Le cause di questo fenomeno sono certamente complesse: riduzione delle potenziali madri per il progressivo calo delle nascite dalla metà anni ’70, diminuzione della propensione alla procreazione, ritardato inserimento nel lavoro, crisi economica, scarso investimento sui figli visti più come problema che come risorsa, instabilità dei nuclei familiari, ecc. Politicamente poi, l’Italia investe poco sui minori; basti pensare allo scarso sostegno a famiglia e maternità, al fatto che i nostri insegnanti sono i peggio remunerati in Europa (OCSE 2013) e che nelle città spesso non si hanno spazi adeguati per le attività ludiche e di aggregazione giovanile. Apparentemente, fa eccezione la Pediatria. Abbiamo – complessivamente – uno dei più alti numeri di pediatri in Europa, le cure primarie al bambino affidate allo specialista pediatra, ulteriori presidi territoriali come la pediatria di comunità e i consultori giovani, una diffusione capillare delle unità ospedaliere di Pediatria.
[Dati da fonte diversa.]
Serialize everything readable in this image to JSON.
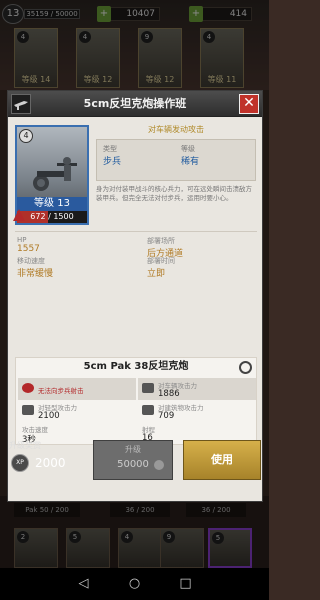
{
  "topbar": {
    "player_level": "13",
    "xp": "35159 / 50000",
    "resource1": "10407",
    "resource2": "414"
  },
  "bg_cards": [
    {
      "num": "4",
      "label": "等级 14"
    },
    {
      "num": "4",
      "label": "等级 12"
    },
    {
      "num": "9",
      "label": "等级 12"
    },
    {
      "num": "4",
      "label": "等级 11"
    }
  ],
  "dialog": {
    "title": "5cm反坦克炮操作班",
    "close": "✕",
    "portrait": {
      "rank": "4",
      "level": "等级 13",
      "xp": "672 / 1500",
      "xp_fraction": 0.448
    },
    "subtitle": "对车辆发动攻击",
    "info": {
      "type_label": "类型",
      "type_value": "步兵",
      "rarity_label": "等级",
      "rarity_value": "稀有"
    },
    "description": "身为对付装甲战斗的核心兵力，可在远处瞬间击溃敌方装甲兵。但完全无法对付步兵，运用时要小心。",
    "stats": [
      {
        "label": "HP",
        "value": "1557"
      },
      {
        "label": "部署场所",
        "value": "后方通道"
      },
      {
        "label": "移动速度",
        "value": "非常缓慢"
      },
      {
        "label": "部署时间",
        "value": "立即"
      }
    ],
    "weapon": {
      "title": "5cm Pak 38反坦克炮",
      "cells": [
        {
          "label": "无法向步兵射击",
          "value": ""
        },
        {
          "label": "对车辆攻击力",
          "value": "1886"
        },
        {
          "label": "对轻型攻击力",
          "value": "2100"
        },
        {
          "label": "对建筑物攻击力",
          "value": "709"
        },
        {
          "label": "攻击速度",
          "value": "3秒"
        },
        {
          "label": "射程",
          "value": "16"
        }
      ]
    }
  },
  "footer": {
    "upgrade_reward_label": "升级奖赏",
    "xp_badge": "XP",
    "xp_value": "2000",
    "upgrade_label": "升级",
    "upgrade_cost": "50000",
    "use_label": "使用"
  },
  "bottom": {
    "strips": [
      "Pak 50 / 200",
      "36 / 200",
      "36 / 200"
    ],
    "cards": [
      {
        "num": "2"
      },
      {
        "num": "5"
      },
      {
        "num": "4"
      },
      {
        "num": "9"
      },
      {
        "num": "5"
      }
    ]
  },
  "navbar": {
    "back": "◁",
    "home": "○",
    "recent": "□"
  }
}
Tuttavia, sebbene la Pediatria italiana abbia inequivocabilmente raggiunto traguardi di eccellenza, non è tutto oro quel che riluce. Tranne lodevoli eccezioni, il pediatra di famiglia lavora spesso in maniera individuale e scarsamente integrato rispetto ai colleghi e agli operatori sanitari e sociali presenti sul territorio e in ospedale, non rispondendo in modo adeguato alla mutata realtà assistenziale, caratterizzata tra l’altro da un incremento della patologia cronica e rara ad alta complessità e delle problematiche psico-intellettive in infanzia e adolescenza. La rete ospedaliera è ipertrofica con un eccessivo numero di piccoli reparti pediatrici, sottodimensionati, tecnologicamente arretrati e con gravi carenze assistenziali – ad esempio – in emergenza/urgenza, adolescentologia, patologia cronica/ rara. I Consultori giovani sono stati realizzati più per esigenze politiche locali che di reale programmazione e nella maggioranza manca il pediatra (rapporto SIMA 2011). Gli interventi di educazione alla salute nella scuola hanno poco tenuto in considerazione una programmazione nazionale, che coinvolgesse le specifiche competenze di educatore del pediatra.

Come già ricordato in passato, la crisi del Paese, le variazioni demografiche e dei bisogni di salute – e in prospettiva la riduzione dei pediatri – impone di ripensare il modello assistenziale a infanzia e adolescenza. È auspicabile che il tavolo tecnico del Ministero della Salute su “Linee di indirizzo per la promozione e il miglioramento della qualità, della sicurezza e dell’appropriatezza degli interventi assistenziali in area pediatrico – adolescenziale” possa concludere i propri lavori, concretizzando in breve tempo i futuri scenari del sistema di “care” pediatrico. Il presupposto perché tale progetto si realizzi è la coesione tra tutte le componenti della Pediatria italiana senza la difesa corporativa dei privilegi, piuttosto che della centralità dei diritti dei minori, perché il rischio è quello – in un Paese con molti anziani e troppo pochi bambini – di una “colonizzazione” da parte di un modello nordico di assistenza con un numero molto ridotto di pediatri concentrati prevalentemente in grandi ospedali e di una fagocitazione dell’assistenza primaria e delle specialità pediatriche da parte dei medici dell’adulto nella gran parte del territorio.